Литмир - Электронная Библиотека
A
A

Над бором носились галки. Степан снял ружье, долго следил за черной, куда-то улетающей тучей галок, сказал:

— Буря будет, к снегу раскричались.

Жалостливость была чужда Луке, но он жалел и любил животных. В каждом звере видел мальчишка красоту, был убежден, что все звери имеют право на травы, на воздух, на волю — словом, на жизнь. К природе Лука чувствовал неодолимое влечение.

Прошли через лес, перед глазами возникло снежное, похожее на озеро поле. Сходство это придавали ему засыпанные снегом волнистые холмы, покрытые гибкой красной лозой.

Степан попросил Луку:

— Давай разойдемся саженей на двадцать, чтобы не стрелять одного зайца вдвоем.

Степан пошел вниз, марая сапогами белый снег, прошитый затейливыми следами заячьих лап.

На третьем, самом низком холме Лука увидел зайца, он лежал в красных прутьях куста, пронизанных солнечными лучами. Лука прицелился. Только нажать курок — и в ягдташ ляжет серый, теплый комок. Сердце мальчика замерло, и вдруг ему до боли стало стыдно стрелять.

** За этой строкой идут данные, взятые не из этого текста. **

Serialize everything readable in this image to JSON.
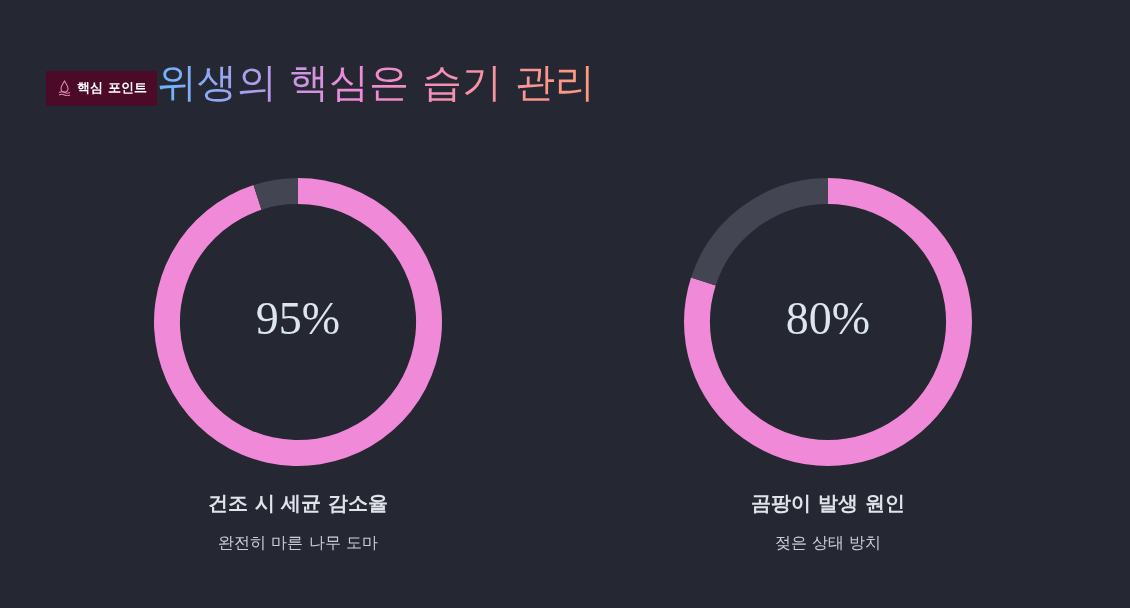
{
  "chart_data": [
    {
      "type": "other",
      "title": "위생의 핵심은 습기 관리",
      "annotations": [
        "핵심 포인트"
      ]
    },
    {
      "type": "donut",
      "title": "건조 시 세균 감소율",
      "subtitle": "완전히 마른 나무 도마",
      "categories": [
        null,
        null
      ],
      "values": [
        95,
        5
      ],
      "colors": [
        "#f08ad8",
        "#434552"
      ],
      "value_labels": [
        "95%",
        null
      ],
      "legend": false
    },
    {
      "type": "donut",
      "title": "곰팡이 발생 원인",
      "subtitle": "젖은 상태 방치",
      "categories": [
        null,
        null
      ],
      "values": [
        80,
        20
      ],
      "colors": [
        "#f08ad8",
        "#434552"
      ],
      "value_labels": [
        "80%",
        null
      ],
      "legend": false
    }
  ]
}
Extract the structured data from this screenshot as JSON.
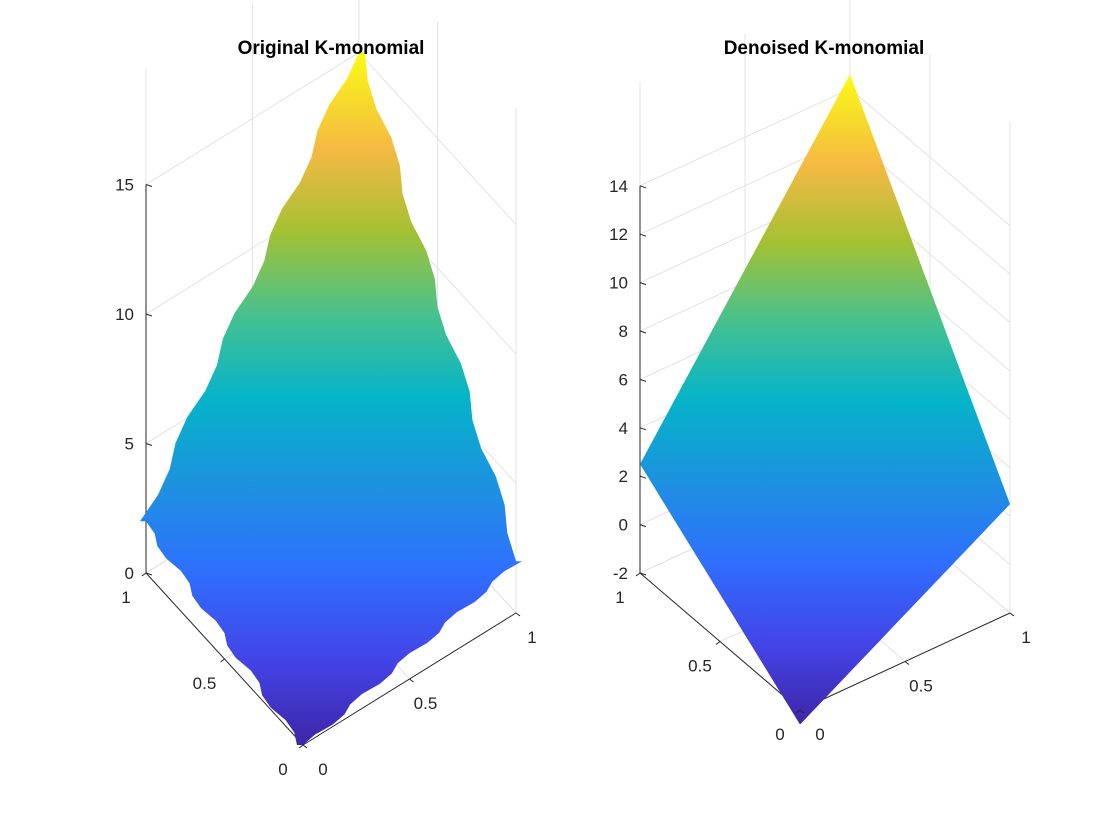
{
  "chart_data": [
    {
      "type": "surface",
      "title": "Original K-monomial",
      "surface": "staircase",
      "x_ticks": [
        "0",
        "0.5",
        "1"
      ],
      "y_ticks": [
        "0",
        "0.5",
        "1"
      ],
      "z_ticks": [
        "0",
        "5",
        "10",
        "15"
      ],
      "z_tick_values": [
        0,
        5,
        10,
        15
      ],
      "xlim": [
        0,
        1
      ],
      "ylim": [
        0,
        1
      ],
      "zlim": [
        0,
        15
      ],
      "z_at_corners": {
        "x0_y0": 0,
        "x1_y0": 2,
        "x0_y1": 2,
        "x1_y1": 15
      },
      "colormap": "parula",
      "grid": true
    },
    {
      "type": "surface",
      "title": "Denoised K-monomial",
      "surface": "smooth",
      "x_ticks": [
        "0",
        "0.5",
        "1"
      ],
      "y_ticks": [
        "0",
        "0.5",
        "1"
      ],
      "z_ticks": [
        "-2",
        "0",
        "2",
        "4",
        "6",
        "8",
        "10",
        "12",
        "14"
      ],
      "z_tick_values": [
        -2,
        0,
        2,
        4,
        6,
        8,
        10,
        12,
        14
      ],
      "xlim": [
        0,
        1
      ],
      "ylim": [
        0,
        1
      ],
      "zlim": [
        -2,
        14
      ],
      "z_at_corners": {
        "x0_y0": -2.6,
        "x1_y0": 2.5,
        "x0_y1": 2.5,
        "x1_y1": 14.6
      },
      "colormap": "parula",
      "grid": true
    }
  ]
}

В тоскливые часы он избегал людей, с мукой смотрел в очи коней, заплетал им в гриву синие васильки, железной скребницей счищал навоз. Кузинча даже смеялся над его любовью к животным.

Мальчик не стал стрелять, вложил пальцы в рот, пронзительно свистнул. Заяц сорвался, подскочил кверху, подался в Степанову сторону. Раздался сухой, короткий выстрел. Тело зайца дернулось, как вырванная удилищем большая рыба. Лука нагнал Степана, подобравшего убитого зверя.

— Поищи патрон, мой браунинг далеко выбрасывает, — потребовал Степан.

Лука покорно разыскал гильзу, набитую снегом.

— Проворонил зайца, растяпа, из-под самого носа у тебя утек! А еще моим учеником считаешься. Да и ружье твое хорошо бьет: с полки упало — семь горшков разбило.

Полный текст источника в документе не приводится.